Quand je parlerais les langues des hommes et des anges, si je n’ai pas la charité, je ne suis plus qu’airain qui sonne ou cymbale qui retentit. (1 Co 13, 1)

Quelle violence dans les mots de Paul, si je n’ai pas l’amour je ne suis rien. Rien. Un cuivre, une cymbale, une cloche. Je fais du bruit, c’est tout. Voilà ce que le Pape nous rappelle et nous exhorte à appliquer. La morale, le culte, la justice ne sont rien si elles ne prennent pas racine dans la Charité.

Christ guérisant

La Charité, pour le chrétien que je suis, c’est d’abord un accueil. Je ne peux donner que ce que j’ai reçu. La seule source parfaite, intarissable, c’est Dieu. Dieu lui-même qui ne cesse de se donner à nous. Nous ne pouvons aimer nos frères blessés si nous même ne nous laissons pas soigner par le Consolateur. Il faut nous reconnaître nous aussi comme blessés. La vertu d’humilité nous permet cela. Elle fait vérité sur nous-même (dans les zones d’ombre comme dans les lumières, ce n’est pas une fausse modestie !). Vérité qui nous permet d’être ouverts à l’Amour de notre Seigneur et de recevoir ses Grâces. C’est par la fréquentation du Seigneur que nous serons capables de courir sur ce champ de bataille jonché de corps agonisants. Notre bras ce sera le Seigneur, notre brancard ce sera sa Grâce et notre bandage ce sera sa Parole.

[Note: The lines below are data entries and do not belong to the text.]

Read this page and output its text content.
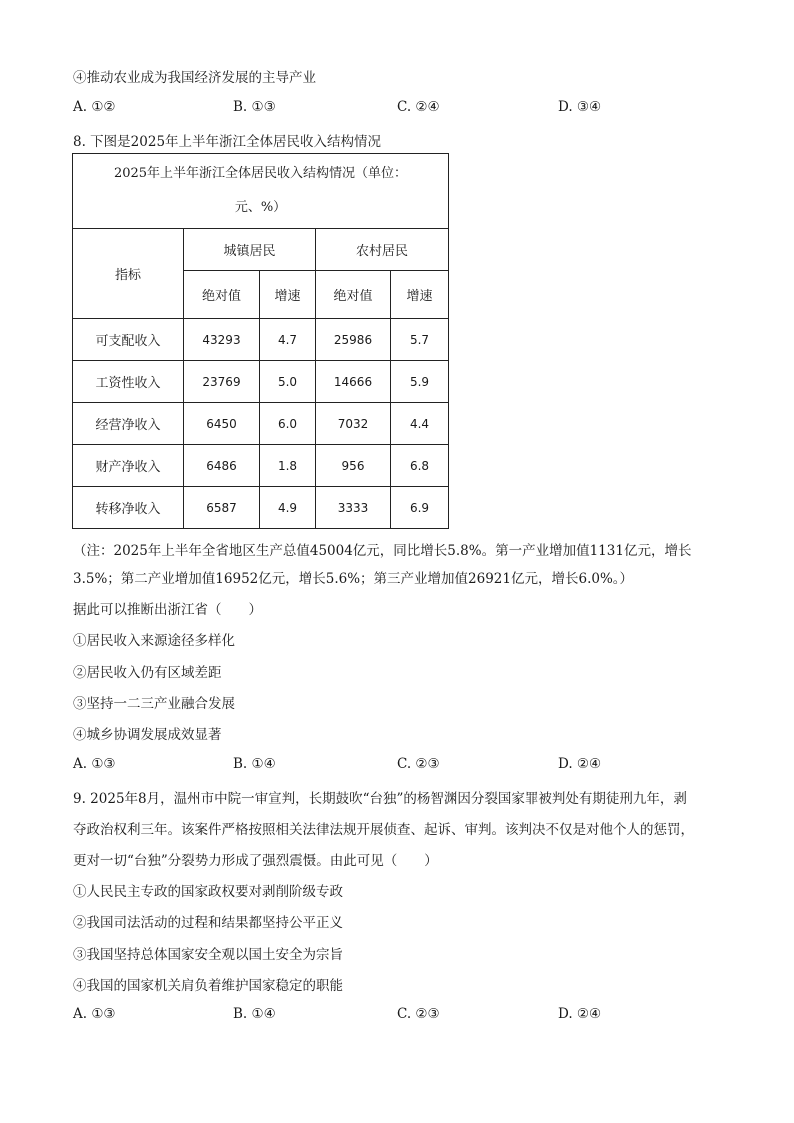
④推动农业成为我国经济发展的主导产业
A. ①②	B. ①③	C. ②④	D. ③④
8. 下图是2025年上半年浙江全体居民收入结构情况
2025年上半年浙江全体居民收入结构情况（单位：
元、%）				

指标	城镇居民		农村居民	
	绝对值	增速	绝对值	增速
可支配收入	43293	4.7	25986	5.7
工资性收入	23769	5.0	14666	5.9
经营净收入	6450	6.0	7032	4.4
财产净收入	6486	1.8	956	6.8
转移净收入	6587	4.9	3333	6.9
（注：2025年上半年全省地区生产总值45004亿元，同比增长5.8%。第一产业增加值1131亿元，增长
3.5%；第二产业增加值16952亿元，增长5.6%；第三产业增加值26921亿元，增长6.0%。）
据此可以推断出浙江省（　　）
①居民收入来源途径多样化
②居民收入仍有区域差距
③坚持一二三产业融合发展
④城乡协调发展成效显著
A. ①③	B. ①④	C. ②③	D. ②④
9. 2025年8月，温州市中院一审宣判，长期鼓吹“台独”的杨智渊因分裂国家罪被判处有期徒刑九年，剥
夺政治权利三年。该案件严格按照相关法律法规开展侦查、起诉、审判。该判决不仅是对他个人的惩罚，
更对一切“台独”分裂势力形成了强烈震慑。由此可见（　　）
①人民民主专政的国家政权要对剥削阶级专政
②我国司法活动的过程和结果都坚持公平正义
③我国坚持总体国家安全观以国土安全为宗旨
④我国的国家机关肩负着维护国家稳定的职能
A. ①③	B. ①④	C. ②③	D. ②④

Choisissons d’aimer car, oui, l’amour c’est une volonté qui s’exprime. C’est même là que la volonté prend son sens le plus profond. Elle s’accomplit pleinement dans l’amour et l’amour ne peut se passer de la volonté. C’est elle qui lui donne la fidélité, la capacité à surmonter toute épreuve. C’est elle, surtout, qui lui donne le pardon. En ce bas monde, l’amour n’est pas possible sans souffrances, nous aimons mais nous aimons mal. Nous blessons et sommes blessés et c’est là que le pardon intervient. La vérité nous montre la racine de nos maux, elle nous permet, par le pardon, de les guérir. Pardonnons, pardonnons nos ennemis. Car c’est cela la grande nouveauté qu’apporte Jésus ; poussons notre amour jusque dans le camp adverse. Traversons les lignes ennemies par la seule arme qui les atteigne : l’amour reçu du Christ. Et si c’est trop difficile remettons cela au Seigneur. Confions les dans la prière, cela nous oblige, petit à petit, à porter sur eux un regard bienveillant.

Enfin, quand la fatigue est là, quand les mots nous échappent, que notre souffle est coupé d’avoir trop couru, contentons-nous d’être là. Aimer ce n’est pas faire, c’est accueillir. Accueillons, laissons place à l’autre, donnons-lui la seule richesse qui nous appartient vraiment : notre temps. Alors et alors seulement nous pourrons annoncer la Bonne Nouvelle et répandre la Paix.